J’ai profité des derniers jours de vacances à Lancieux pour trier quelques papiers et découper les journaux accumulés ces derniers mois pour alimenter mes dossiers sur des thèmes aussi variés que la crise, les problèmes agricoles ou les questions démographiques contemporaines : il faut bien avouer que la période estivale n’a pas été très reposante en actualités sociales et politiques, et que de nombreuses annonces gouvernementales ou mêmes réformes votées ou simplement impulsées durant les mois de juillet et d’août vont sans doute encore faire parler d’elles dans les temps prochains

 

Cela étant, la rentrée sociale sera-t-elle plus chaude que les précédentes ? J’avoue être un peu sceptique ou, en tout cas, prudent : je me méfie des prédictions certaines qui, souvent, sont démenties par la réalité, et je ne crois guère à ce « grand soir » qui a tant fait rêver et qui se fait tant attendre, depuis le temps qu’on en parle… Bien sûr, il y a de nombreux motifs de mécontentement, voire de colère, et l’on aura sans doute « raison de se révolter », comme l’affirmait ce livre du milieu des années 70 coécrit par Jean-Paul Sartre, Philippe Gavi et le maoïste Pierre Victor (qui, je crois, a connu un parcours tout à fait particulier par la suite en retrouvant ses racines profondes : j’en reparlerai sans doute un jour). Bien sûr, les producteurs de fruits et légumes harcelés par Bruxelles et trahis par l’Etat, les ouvriers de Molex jetés comme des malpropres par la multinationale états-unienne au nom de la rentabilité, les mères de famille flouées par l’Union européenne au nom d’une égalité et de la « non discrimination » entre hommes et femmes dans le cadre des retraites, etc. vont faire parler d’eux et livrer bataille contre un Système absurde et injuste que la République, piégée par ses propres principes et logiques (attachement aux règles du libéralisme économique, idéologie égalitaire, engagements européens, etc.), ne peut combattre et à peine modifier. Mais, la révolte ou, plus exactement, les révoltes suffisent-elles à changer les choses en profondeur et, surtout, dans quel sens ?

 

Justement, en lisant « Le Figaro » du 24 août, la philosophe Chantal Delsol évoque « la rentrée, un mythe de vacances », avec des accents que je comprends et que je peux faire miens sans trop de problème : elle ironise sur ceux qui, à gauche, appellent aux « luttes » comme une sorte de rituel saisonnier. Il est vrai que certains en ont fait leur fonds de commerce, sans pour autant être vraiment utiles à ceux qui souffrent concrètement des méthodes libérales (ou déclarées telles) : « On peut espérer que le vieux monde français se fissure, autrement que par l’entremise de ces « luttes » obsolètes. Qu’éclate un tissu d’habitudes de pensée et de conformisme sournois…
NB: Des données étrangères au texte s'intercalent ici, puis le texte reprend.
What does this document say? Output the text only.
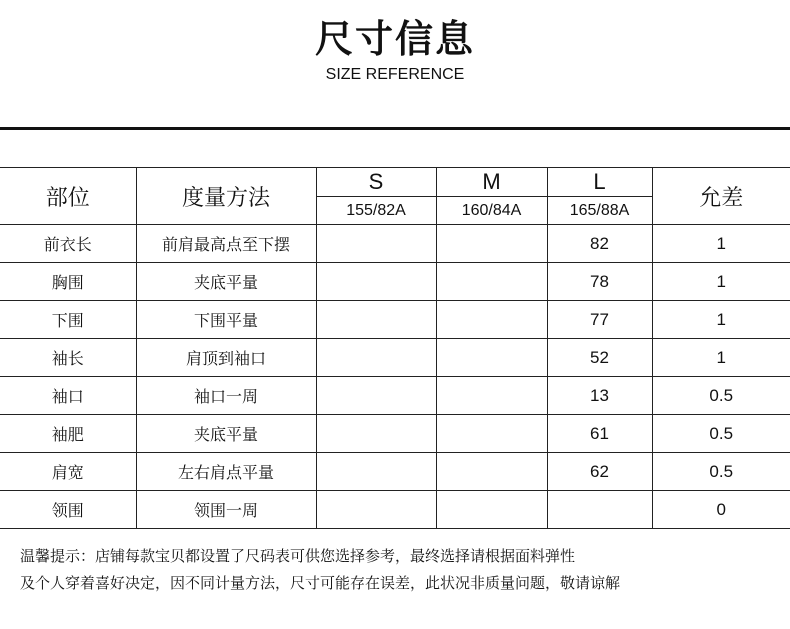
尺寸信息
SIZE REFERENCE
部位	度量方法	S	M	L	允差
		155/82A	160/84A	165/88A	
前衣长	前肩最高点至下摆			82	1
胸围	夹底平量			78	1
下围	下围平量			77	1
袖长	肩顶到袖口			52	1
袖口	袖口一周			13	0.5
袖肥	夹底平量			61	0.5
肩宽	左右肩点平量			62	0.5
领围	领围一周				0
温馨提示：店铺每款宝贝都设置了尺码表可供您选择参考，最终选择请根据面料弹性
及个人穿着喜好决定，因不同计量方法，尺寸可能存在误差，此状况非质量问题，敬请谅解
Nous n’en prenons pas le chemin. En ce qui concerne la rentrée scolaire et universitaire, elle ne pourra qu’exprimer encore une fois, et un peu plus encore que l’année précédente, le malaise issu de l’immobilisme national. » Un « vieux monde français » et un « immobilisme national » qui sont le reflet et les conséquences de notre République des féodalités, éternellement coincée entre deux élections et incapable désormais de se libérer quand il le faut des oukases européennes ou idéologiques : cela vaut aussi, il faut le dire, pour ceux qui ont à se plaindre de la crise actuelle et pour nos concitoyens, trop souvent bercés d’illusions et prisonniers malgré eux des préjugés républicains instillés par l’Ecole et les médias… Ces préjugés que, d’ailleurs, dénonce à mots couverts Mme Delsol quand elle parle d’un « tissu d’habitudes de pensée et de conformisme sournois » !

 

Un peu plus loin, la philosophe s’en prend au côté kafkaïen et parfois désespérant de notre Société des apparences et des leurres : « Un nombre de bacheliers plus important encore qu’auparavant va se retrouver soi-disant prêt pour des études supérieures inadaptées. Une vague de nouveaux diplômés va se rendre compte que l’offre de travail ne correspond pas à ses espérances déconnectées de la réalité économique. Dans les lycées, où il devient presque impossible de redoubler, un nombre de jeunes plus important encore se retrouvera au fond de la classe en attendant l’âge de quitter l’école, n’apprenant rien de plus que la paresse et la révolte. Les universités, ouvertes à tous les vents pour préparer à des diplômes trop souvent dévalués, verront le nombre de leurs inscrits diminuer, les bacheliers trop nombreux cherchant des solutions alternatives d’ailleurs trop rares.

 

« Autant dire que l’aigreur et la déception monteront d’un cran. Sans le courage des gouvernants pour accomplir les réformes indispensables (sélection à l’entrée des études supérieures, réhabilitation symbolique de l’apprentissage technique, acceptation des classes de niveau autrement que par des contournements hypocrites profitant seulement aux plus avertis), chaque rentrée ne peut être que l’accentuation d’un pourrissement. » Cette citation (en particulier le dernier morceau de phrase) est-elle trop pessimiste ou simplement réaliste ? Je ne désespère pas de voir les « réformes indispensables » avancées par la philosophe mises en place, même si je nourris, là encore, peu d’illusions à l’égard de cette République qui s’abandonne de plus en plus à la notion de « gouvernance » si libérale qu’elle risque de juste signifier l’acceptation du « laisser faire-laisser passer » et d’une forme de darwinisme social peu propice au soutien des plus faibles, en ce domaine comme en d’autres. Les gouvernants, en fait, seront d’autant plus politiques et efficaces que les institutions leur permettront de ne pas agir en vain : mais, à Richelieu il faut Louis XIII, à Colbert Louis XIV… Nécessité, non d’un homme, mais d’un Etat inscrit dans la durée et dans la liberté statutaire, c’est-à-dire d’un Roi.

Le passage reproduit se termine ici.